The City of Windhoek says it is not in a dire financial situation, but is faced with challenges in providing serviced land, which are complex and multifaceted.

The city said this in a statement yesterday in response to an article published in The Namibian yesterday in which Landless People’s Movement (LPM) councillor and former mayor Sade Gawanas said the city cannot provide serviced land to the over 40 000 applicants on its database.

This is due to financial constraints, she said.

Gawanas made these remarks at a community engagement in the Katutura Central constituency on Saturday.

Windhoek mayor Joseph Uapingene on Monday said: “The council has approved the servicing and development of two townships, but there is no hard cash at hand to roll out the process at this moment.

“We are thus exploring avenues through which these developments can be funded, but I cannot divulge more information on that right now.”

He said the council intends to service and develop land as a city project without the involvement of a third party.

“Private developers inflate their prices, and this leads to a high cost per housing unit. We are planning to construct affordable housing,” Uapingene said.

In yesterday’s statement, the city said like any other global city, it is haunted by the legacy of a significant backlog of land applicants, which has been exacerbated by rapid population growth and the increasing demand for serviced land and housing as a result of the dynamics of rural-to-urban migration.
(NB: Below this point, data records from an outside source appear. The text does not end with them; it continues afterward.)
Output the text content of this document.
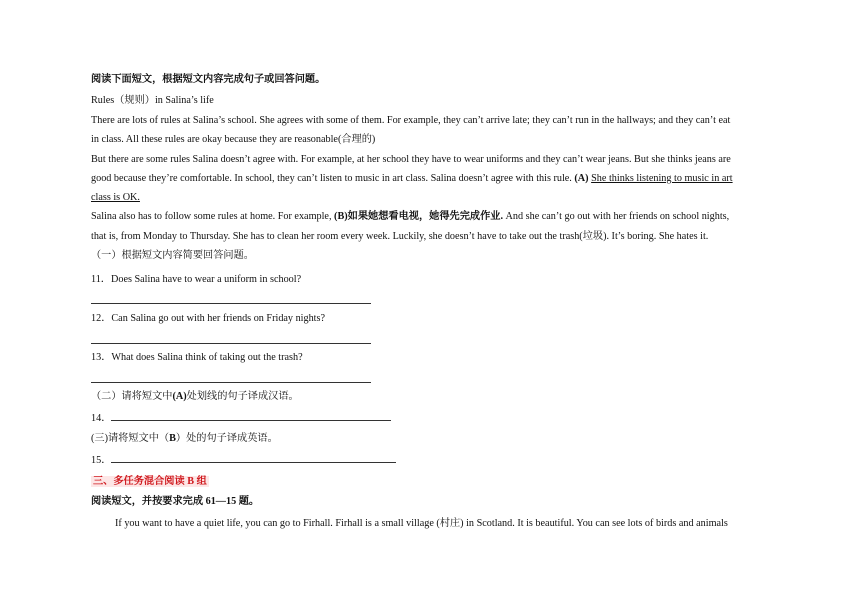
阅读下面短文，根据短文内容完成句子或回答问题。
Rules（规则）in Salina’s life
There are lots of rules at Salina’s school. She agrees with some of them. For example, they can’t arrive late; they can’t run in the hallways; and they can’t eat
in class. All these rules are okay because they are reasonable(合理的)
But there are some rules Salina doesn’t agree with. For example, at her school they have to wear uniforms and they can’t wear jeans. But she thinks jeans are
good because they’re comfortable. In school, they can’t listen to music in art class. Salina doesn’t agree with this rule. (A) She thinks listening to music in art
class is OK.
Salina also has to follow some rules at home. For example, (B)如果她想看电视，她得先完成作业. And she can’t go out with her friends on school nights,
that is, from Monday to Thursday. She has to clean her room every week. Luckily, she doesn’t have to take out the trash(垃圾). It’s boring. She hates it.
（一）根据短文内容简要回答问题。
11．Does Salina have to wear a uniform in school?
12．Can Salina go out with her friends on Friday nights?
13．What does Salina think of taking out the trash?
（二）请将短文中(A)处划线的句子译成汉语。
14．
(三)请将短文中（B）处的句子译成英语。
15．
三、多任务混合阅读 B 组
阅读短文，并按要求完成 61—15 题。
If you want to have a quiet life, you can go to Firhall. Firhall is a small village (村庄) in Scotland. It is beautiful. You can see lots of birds and animals
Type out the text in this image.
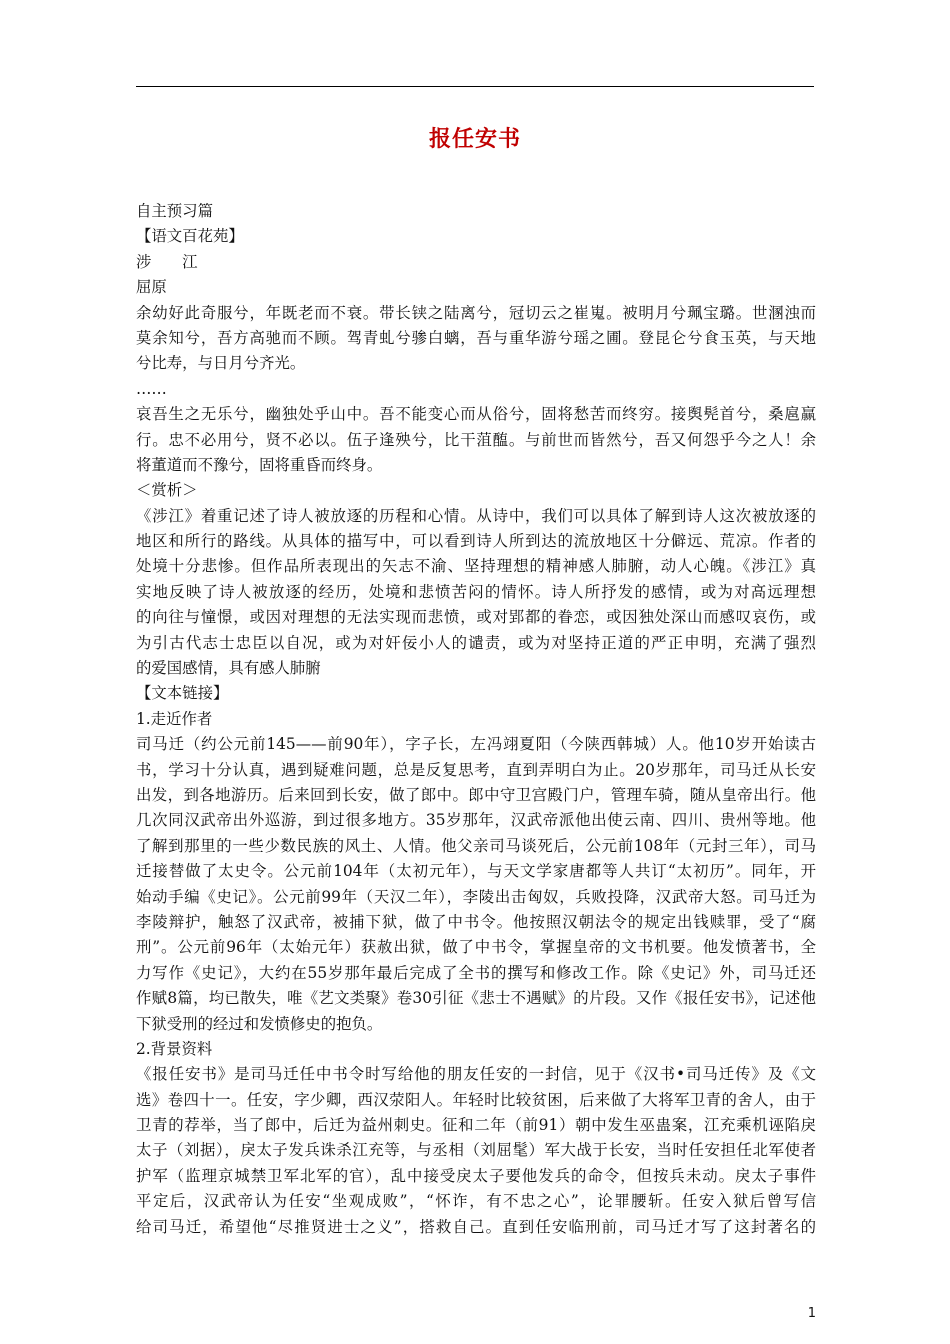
报任安书
自主预习篇
【语文百花苑】
涉　　江
屈原
余幼好此奇服兮，年既老而不衰。带长铗之陆离兮，冠切云之崔嵬。被明月兮珮宝璐。世溷浊而
莫余知兮，吾方高驰而不顾。驾青虬兮骖白螭，吾与重华游兮瑶之圃。登昆仑兮食玉英，与天地
兮比寿，与日月兮齐光。
……
哀吾生之无乐兮，幽独处乎山中。吾不能变心而从俗兮，固将愁苦而终穷。接舆髡首兮，桑扈赢
行。忠不必用兮，贤不必以。伍子逢殃兮，比干菹醢。与前世而皆然兮，吾又何怨乎今之人！余
将董道而不豫兮，固将重昏而终身。
＜赏析＞
《涉江》着重记述了诗人被放逐的历程和心情。从诗中，我们可以具体了解到诗人这次被放逐的
地区和所行的路线。从具体的描写中，可以看到诗人所到达的流放地区十分僻远、荒凉。作者的
处境十分悲惨。但作品所表现出的矢志不渝、坚持理想的精神感人肺腑，动人心魄。《涉江》真
实地反映了诗人被放逐的经历，处境和悲愤苦闷的情怀。诗人所抒发的感情，或为对高远理想
的向往与憧憬，或因对理想的无法实现而悲愤，或对郢都的眷恋，或因独处深山而感叹哀伤，或
为引古代志士忠臣以自况，或为对奸佞小人的谴责，或为对坚持正道的严正申明，充满了强烈
的爱国感情，具有感人肺腑
【文本链接】
1.走近作者
司马迁（约公元前145——前90年），字子长，左冯翊夏阳（今陕西韩城）人。他10岁开始读古
书，学习十分认真，遇到疑难问题，总是反复思考，直到弄明白为止。20岁那年，司马迁从长安
出发，到各地游历。后来回到长安，做了郎中。郎中守卫宫殿门户，管理车骑，随从皇帝出行。他
几次同汉武帝出外巡游，到过很多地方。35岁那年，汉武帝派他出使云南、四川、贵州等地。他
了解到那里的一些少数民族的风土、人情。他父亲司马谈死后，公元前108年（元封三年），司马
迁接替做了太史令。公元前104年（太初元年），与天文学家唐都等人共订“太初历”。同年，开
始动手编《史记》。公元前99年（天汉二年），李陵出击匈奴，兵败投降，汉武帝大怒。司马迁为
李陵辩护，触怒了汉武帝，被捕下狱，做了中书令。他按照汉朝法令的规定出钱赎罪，受了“腐
刑”。公元前96年（太始元年）获赦出狱，做了中书令，掌握皇帝的文书机要。他发愤著书，全
力写作《史记》，大约在55岁那年最后完成了全书的撰写和修改工作。除《史记》外，司马迁还
作赋8篇，均已散失，唯《艺文类聚》卷30引征《悲士不遇赋》的片段。又作《报任安书》，记述他
下狱受刑的经过和发愤修史的抱负。
2.背景资料
《报任安书》是司马迁任中书令时写给他的朋友任安的一封信，见于《汉书•司马迁传》及《文
选》卷四十一。任安，字少卿，西汉荥阳人。年轻时比较贫困，后来做了大将军卫青的舍人，由于
卫青的荐举，当了郎中，后迁为益州刺史。征和二年（前91）朝中发生巫蛊案，江充乘机诬陷戾
太子（刘据），戾太子发兵诛杀江充等，与丞相（刘屈髦）军大战于长安，当时任安担任北军使者
护军（监理京城禁卫军北军的官），乱中接受戾太子要他发兵的命令，但按兵未动。戾太子事件
平定后，汉武帝认为任安“坐观成败”，“怀诈，有不忠之心”，论罪腰斩。任安入狱后曾写信
给司马迁，希望他“尽推贤进士之义”，搭救自己。直到任安临刑前，司马迁才写了这封著名的
1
The statement also stressed the outcome of the 2011 census, which put Windhoek’s population at 326 000 inhabitants – “27% of which live in informal settlements, thus emphasising the need for affordable housing and serviced land”.

Furthermore, according to the city, the population of Windhoek has been growing at a rate of 3,3% per year from 2001 to 2011, resulting in the population doubling in 21 years.

“A closer look reveals that the population at informal settlements has been growing at a much faster rate of 6,1% per year, with a doubling time of 11 years.

“Consequently, the city has been receiving an average of 13 000 people or 3 000 households yearly, of which 7 000 people or 2 000 households go directly to the informal settlements,” the city revealed.


The city maintained that funding for servicing land in informal areas is sourced through a mixed blend of financing through normal credit facilities, while informal settlements benefit from specially arranged credit facilities where feasible, combined with the city’s own funding or central government support for indigent cases.

“The current focus is on completing the statutory planning of 15 000 erven, supporting public-private partnerships in completing the servicing of the remaining erven, and assisting private land developers in unlocking 10 000 housing opportunities, while maintaining municipal land development standards,” the city said, but added that these approaches to land delivery and housing provision cannot be seen as “one size fits all”.

Furthermore, the city said its collaborative efforts with the regional council and central government, combined with prudent planning, could lead to a more sustainable solution for providing serviced land and affordable housing.

“The commitment to affordable housing and the urgency to review policies indicate a positive direction for the city’s future development,” it said.